SPRINGFIELD — A Heartland Community College professor isn’t talking about a recent tour of the Pontiac Correctional Center by her students because she is concerned state prison administrators will bar her from future prison visits.

The decision by Jennifer Bursell, an adjunct professor of criminal justice at the community college in Normal, comes two months after the Quinn administration decided to ban reporters from touring prisons, claiming it is a “security risk.”

It remains unclear why a tour of a prison is a risk if reporters are involved, but not when college students are involved.

The governor, who has said government transparency is a priority, issued his closed-door edict in August after top prison brass turned down requests by reporters to confirm allegations of horrendous living conditions within Illinois’ overcrowded system.

“I know that the media is not allowed access anymore, but colleges and universities are, so I do not want to do anything to jeopardize that experience for students,” Bursell said in an email to the H&R Springfield Bureau on Tuesday. “I respectfully decline speaking with anyone from the media about this.”

The governor’s policy comes after years of the prisons being occasionally opened for tours by the media.

But that was before Quinn ended a controversial early prisoner release program that was dogging his 2010 campaign for governor. That decision triggered an inmate population explosion, resulting in about 48,000 inmates being housed in a system built for about 33,000 prisoners.

The overcrowding could worsen if Quinn is successful in closing prisons in Tamms and Dwight. Those closures currently are on hold because of a legal challenge by the American Federation of State, County and Municipal Employees union.

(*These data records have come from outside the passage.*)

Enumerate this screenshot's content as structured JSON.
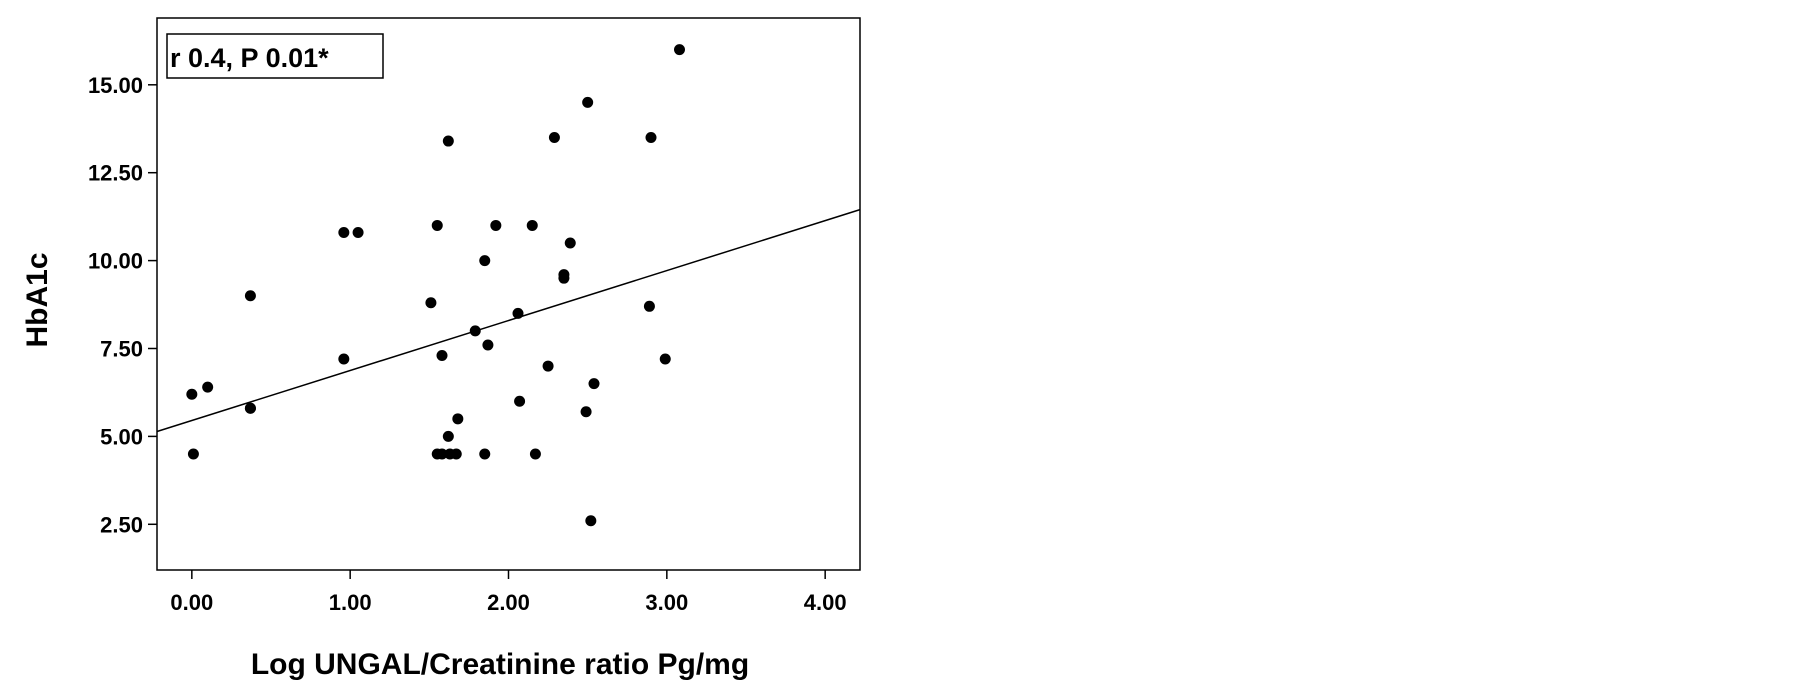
{
  "chart_data": {
    "type": "scatter",
    "title": "",
    "xlabel": "Log UNGAL/Creatinine ratio Pg/mg",
    "ylabel": "HbA1c",
    "annotation": "r 0.4, P 0.01*",
    "xlim": [
      -0.22,
      4.22
    ],
    "ylim": [
      1.2,
      16.9
    ],
    "x_ticks": [
      0,
      1,
      2,
      3,
      4
    ],
    "x_tick_labels": [
      "0.00",
      "1.00",
      "2.00",
      "3.00",
      "4.00"
    ],
    "y_ticks": [
      2.5,
      5,
      7.5,
      10,
      12.5,
      15
    ],
    "y_tick_labels": [
      "2.50",
      "5.00",
      "7.50",
      "10.00",
      "12.50",
      "15.00"
    ],
    "grid": false,
    "marker_color": "#000000",
    "fit_line": {
      "x": [
        -0.22,
        4.22
      ],
      "y": [
        5.14,
        11.45
      ]
    },
    "points": [
      [
        0.0,
        6.2
      ],
      [
        0.01,
        4.5
      ],
      [
        0.1,
        6.4
      ],
      [
        0.37,
        9.0
      ],
      [
        0.37,
        5.8
      ],
      [
        0.37,
        5.8
      ],
      [
        0.96,
        10.8
      ],
      [
        1.05,
        10.8
      ],
      [
        0.96,
        7.2
      ],
      [
        1.51,
        8.8
      ],
      [
        1.55,
        11.0
      ],
      [
        1.58,
        7.3
      ],
      [
        1.55,
        4.5
      ],
      [
        1.58,
        4.5
      ],
      [
        1.63,
        4.5
      ],
      [
        1.67,
        4.5
      ],
      [
        1.62,
        5.0
      ],
      [
        1.68,
        5.5
      ],
      [
        1.62,
        13.4
      ],
      [
        1.79,
        8.0
      ],
      [
        1.85,
        10.0
      ],
      [
        1.87,
        7.6
      ],
      [
        1.85,
        4.5
      ],
      [
        1.92,
        11.0
      ],
      [
        2.06,
        8.5
      ],
      [
        2.07,
        6.0
      ],
      [
        2.15,
        11.0
      ],
      [
        2.17,
        4.5
      ],
      [
        2.25,
        7.0
      ],
      [
        2.29,
        13.5
      ],
      [
        2.35,
        9.6
      ],
      [
        2.35,
        9.5
      ],
      [
        2.39,
        10.5
      ],
      [
        2.49,
        5.7
      ],
      [
        2.5,
        14.5
      ],
      [
        2.52,
        2.6
      ],
      [
        2.54,
        6.5
      ],
      [
        2.89,
        8.7
      ],
      [
        2.9,
        13.5
      ],
      [
        2.99,
        7.2
      ],
      [
        3.08,
        16.0
      ]
    ]
  }
}
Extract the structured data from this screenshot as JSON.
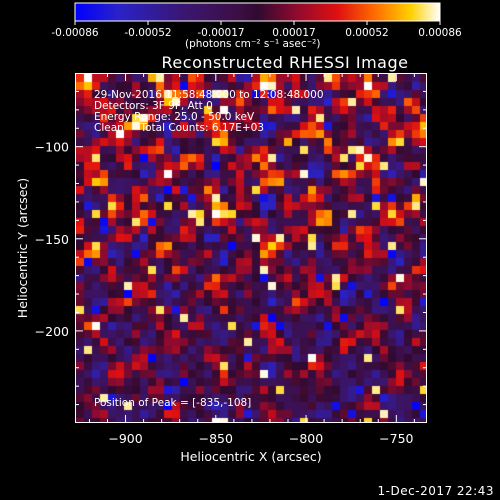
{
  "colorbar": {
    "ticks": [
      "-0.00086",
      "-0.00052",
      "-0.00017",
      "0.00017",
      "0.00052",
      "0.00086"
    ],
    "unit_label": "(photons cm⁻² s⁻¹ asec⁻²)",
    "range": [
      -0.00086,
      0.00086
    ],
    "colormap": "blue-black-red-yellow-white"
  },
  "chart_data": {
    "type": "heatmap",
    "title": "Reconstructed RHESSI Image",
    "xlabel": "Heliocentric X (arcsec)",
    "ylabel": "Heliocentric Y (arcsec)",
    "xlim": [
      -928,
      -733
    ],
    "ylim": [
      -250,
      -60
    ],
    "x_ticks": [
      -900,
      -850,
      -800,
      -750
    ],
    "y_ticks": [
      -100,
      -150,
      -200
    ],
    "x_tick_labels": [
      "−900",
      "−850",
      "−800",
      "−750"
    ],
    "y_tick_labels": [
      "−100",
      "−150",
      "−200"
    ],
    "grid": false,
    "peak": [
      -835,
      -108
    ]
  },
  "overlay": {
    "line1": "29-Nov-2016 11:58:48.000 to 12:08:48.000",
    "line2": "Detectors: 3F 9F, Att 0",
    "line3": "Energy Range: 25.0 - 50.0 keV",
    "line4": "Clean     Total Counts: 6.17E+03",
    "peak_label": "Position of Peak = [-835,-108]"
  },
  "footer": {
    "date": "1-Dec-2017 22:43"
  }
}
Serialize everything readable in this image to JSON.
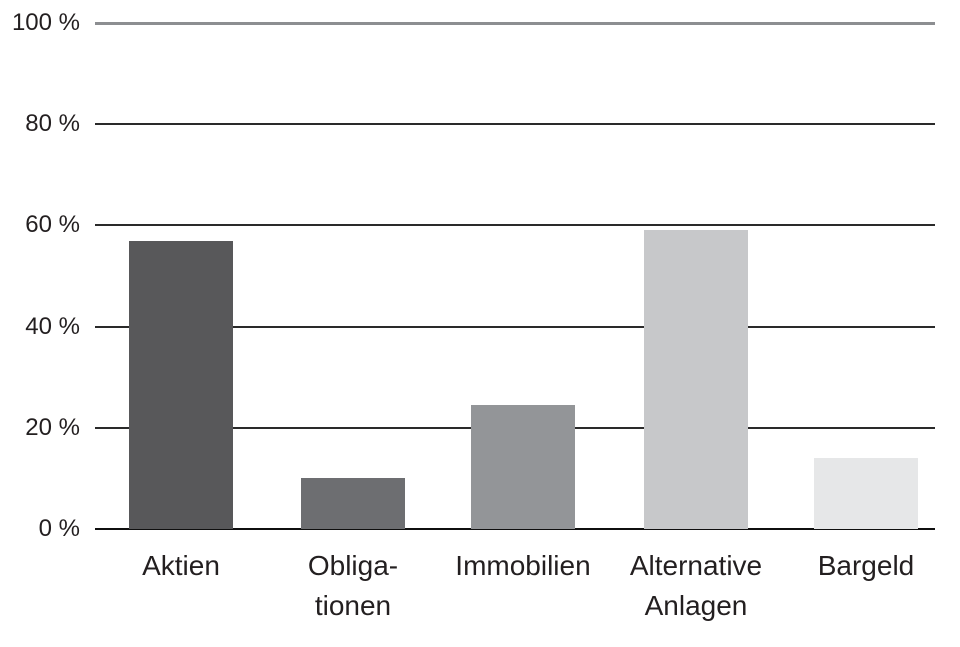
{
  "chart_data": {
    "type": "bar",
    "title": "",
    "xlabel": "",
    "ylabel": "",
    "unit": "%",
    "categories": [
      "Aktien",
      "Obligationen",
      "Immobilien",
      "Alternative Anlagen",
      "Bargeld"
    ],
    "category_display_lines": [
      [
        "Aktien"
      ],
      [
        "Obliga-",
        "tionen"
      ],
      [
        "Immobilien"
      ],
      [
        "Alternative",
        "Anlagen"
      ],
      [
        "Bargeld"
      ]
    ],
    "values": [
      57,
      10,
      24.5,
      59,
      14
    ],
    "bar_colors": [
      "#58585a",
      "#6d6e71",
      "#939598",
      "#c7c8ca",
      "#e6e7e8"
    ],
    "ylim": [
      0,
      100
    ],
    "yticks": [
      0,
      20,
      40,
      60,
      80,
      100
    ],
    "ytick_labels": [
      "0 %",
      "20 %",
      "40 %",
      "60 %",
      "80 %",
      "100 %"
    ],
    "grid": "horizontal",
    "legend": "none"
  },
  "colors": {
    "background": "#ffffff",
    "text": "#231f20",
    "gridline": "#2a2a2a",
    "gridline_top": "#8c8e91",
    "baseline": "#0f0f0f"
  }
}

The department confirmed Tuesday that a class of 25 students from Heartland toured Pontiac on Friday but offered no details about the visit or about whether other classes are scheduled for tours.

Bursell, who teaches a class called “American System of Corrections,” also was tightlipped about the situation

“I am not trying to get involved in the political side of this, I am just going to continue what I have been doing for years and if they cut off that access it will not be because of me,” she wrote.